On Wednesday, Saudi Aramco the state oil company of the world’s top oil exporter, said that effective from January, all its crude sales into the United States would be priced off the Argus sour crude index.

Aramco had previously used West Texas Intermediate prices published by Platts, a unit of McGraw Hill, as its price marker, Argus said. These prices are closely linked with the US light sweet futures contracts traded on NYMEX — the world’s main forum for often volatile and speculative oil futures trading.

It has gradually become clear that this arrangement is costing Saudi exporters dear, analysts say, although some question whether the alternative has enough liquidity yet.

“The Saudis are figuring out they are losing too much money on the volatility of the WTI contract,” said Carl Larry, president of Oil Outlooks and Opinions. “There are too many speculators pushing the market around and it’s becoming too hard to keep track of the real value of crude.”

In September, Saudi Arabian Oil Minister Ali Al Naimi said he favoured tighter oil market regulation to curb speculation and reduce price volatility.

“Opec has long bemoaned the fluctuation of oil prices and speculator influence but it has largely fallen on deaf ears,” Larry said.

“If we subtracted the net length of speculators on any given day, the drop would be worth at least $20 (per barrel of crude).” The switch to the Argus sour crude index also allows the Saudis to insulate themselves from the gyrations in US oil futures caused by trading tactics that reflect dollar movements, analysts said.  “By switching...they are trying to maintain a neutral stance with the US dollar and keep value for their imports,” Larry said.

The weak dollar has been a major reason for oil’s rally of more than 50 per cent so far in 2009.

Quality Differences

The problem with using a WTI linked price is that the oil is for delivery into a land locked storage terminal at Cushing, Oklahoma.

The crude stored at this facility is light and sweet — meaning it has lower sulphur content and is highly suitable for refining into gasoline — while Saudi Arabia exports mostly medium-sour crudes into the United States.

“The variation in the specifications of the crudes is already a big disconnect, but we have all gone along with it because we want to make money, not rock the boat,” said a senior crude trader.

“But when you start to lose money, or find it increasingly more difficult to make it or call value on actual physical oil then you start looking for alternatives.” WTI was initially used as a marker for the domestic market in the United States where refiners paid a premium for crudes which offered a higher yield of products like heating oil and gasoline.

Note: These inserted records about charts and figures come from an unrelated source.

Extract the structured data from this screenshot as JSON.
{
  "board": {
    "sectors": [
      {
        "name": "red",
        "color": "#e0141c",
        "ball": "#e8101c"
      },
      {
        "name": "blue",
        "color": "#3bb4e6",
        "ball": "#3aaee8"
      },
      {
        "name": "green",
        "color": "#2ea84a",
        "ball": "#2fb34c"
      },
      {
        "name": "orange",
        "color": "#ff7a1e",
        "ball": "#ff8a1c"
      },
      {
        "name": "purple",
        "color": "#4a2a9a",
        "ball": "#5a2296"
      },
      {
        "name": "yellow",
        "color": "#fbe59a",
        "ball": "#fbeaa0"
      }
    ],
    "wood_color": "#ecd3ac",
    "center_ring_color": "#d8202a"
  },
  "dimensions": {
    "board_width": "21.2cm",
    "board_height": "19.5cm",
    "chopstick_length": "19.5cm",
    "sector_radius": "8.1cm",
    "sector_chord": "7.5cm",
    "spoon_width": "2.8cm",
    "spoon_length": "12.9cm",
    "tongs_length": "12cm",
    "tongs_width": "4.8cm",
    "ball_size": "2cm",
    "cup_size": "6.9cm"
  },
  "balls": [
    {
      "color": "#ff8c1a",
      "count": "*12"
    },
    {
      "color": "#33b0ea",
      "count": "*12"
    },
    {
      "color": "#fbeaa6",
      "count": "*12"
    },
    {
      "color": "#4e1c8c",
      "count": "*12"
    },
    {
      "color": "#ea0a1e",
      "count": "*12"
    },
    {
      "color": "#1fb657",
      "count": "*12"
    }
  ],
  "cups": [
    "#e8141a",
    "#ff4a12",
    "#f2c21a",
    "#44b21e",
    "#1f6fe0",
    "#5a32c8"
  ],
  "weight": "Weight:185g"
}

Now this contract has become a global pricing marker, although sour crude output far outweighs light sweet crude supply.

“The pricing of Saudi Arabia’s crude exports to the United States has long had to deal with the interrelated difficulties of pricing a medium sour slate against a light sweet marker,” said PFC Energy in a report published on Wednesday. “Storage issues at Cushing — and the lack of transport outlets to the US Gulf Coast — have seen episodes of divergence in pricing trends between the US marker and Gulf Coast produced crudes.”

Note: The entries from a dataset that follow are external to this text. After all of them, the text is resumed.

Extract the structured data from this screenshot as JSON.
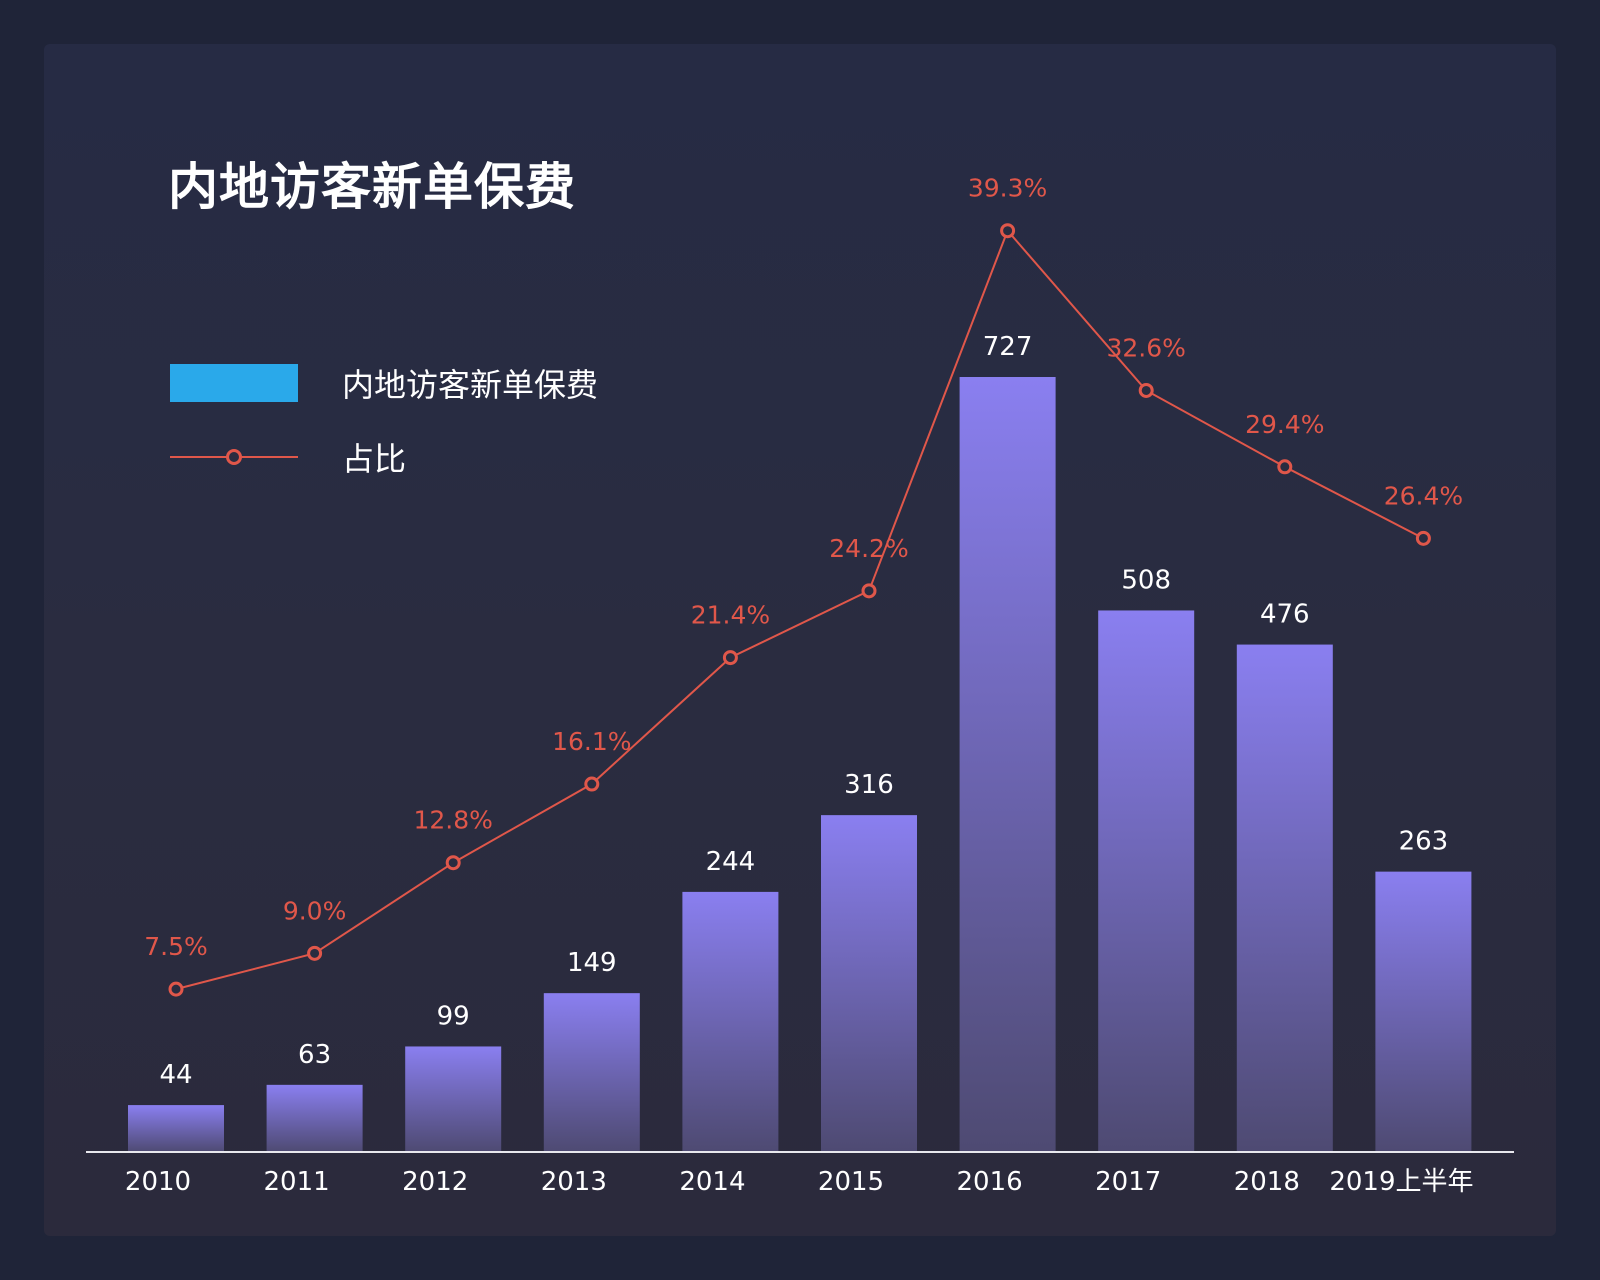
{
  "chart_data": {
    "type": "bar",
    "title": "内地访客新单保费",
    "categories": [
      "2010",
      "2011",
      "2012",
      "2013",
      "2014",
      "2015",
      "2016",
      "2017",
      "2018",
      "2019上半年"
    ],
    "series": [
      {
        "name": "内地访客新单保费",
        "type": "bar",
        "values": [
          44,
          63,
          99,
          149,
          244,
          316,
          727,
          508,
          476,
          263
        ],
        "labels": [
          "44",
          "63",
          "99",
          "149",
          "244",
          "316",
          "727",
          "508",
          "476",
          "263"
        ],
        "color": "#8a7ff0",
        "legend_color": "#2aa9ea"
      },
      {
        "name": "占比",
        "type": "line",
        "values": [
          7.5,
          9.0,
          12.8,
          16.1,
          21.4,
          24.2,
          39.3,
          32.6,
          29.4,
          26.4
        ],
        "labels": [
          "7.5%",
          "9.0%",
          "12.8%",
          "16.1%",
          "21.4%",
          "24.2%",
          "39.3%",
          "32.6%",
          "29.4%",
          "26.4%"
        ],
        "unit": "%",
        "color": "#e0574a"
      }
    ],
    "legend_position": "top-left",
    "grid": false
  }
}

US sour crude still uses WTI as a price reference. Argus says that its sour index “responds quickly to global market dynamics” if the US marker becomes disclocated from world crude prices.

Others to Switch?

Analysts said it was still to early to judge how other Middle East sour crude producers would react to Saudi Arabia’s decision to switch price markers.

“WTI has long been regarded as a flawed benchmark — but it’s still the most liquid contract there is,” said Olivier Jakob of Petromatrix.

“It would be nice to have an alternative but we are not there yet.”

Liquidity could influence other regional sour crude producers to make the switch.“Knowing the financial markets, I think that if there is even a slight hint of liquidity in the WTI contract fading, the Argus index could have a paper contract on the CME/NYMEX soon,” Larry said. “If there is enough support from the Saudis for the contract others will follow out of necessity and liquidity.”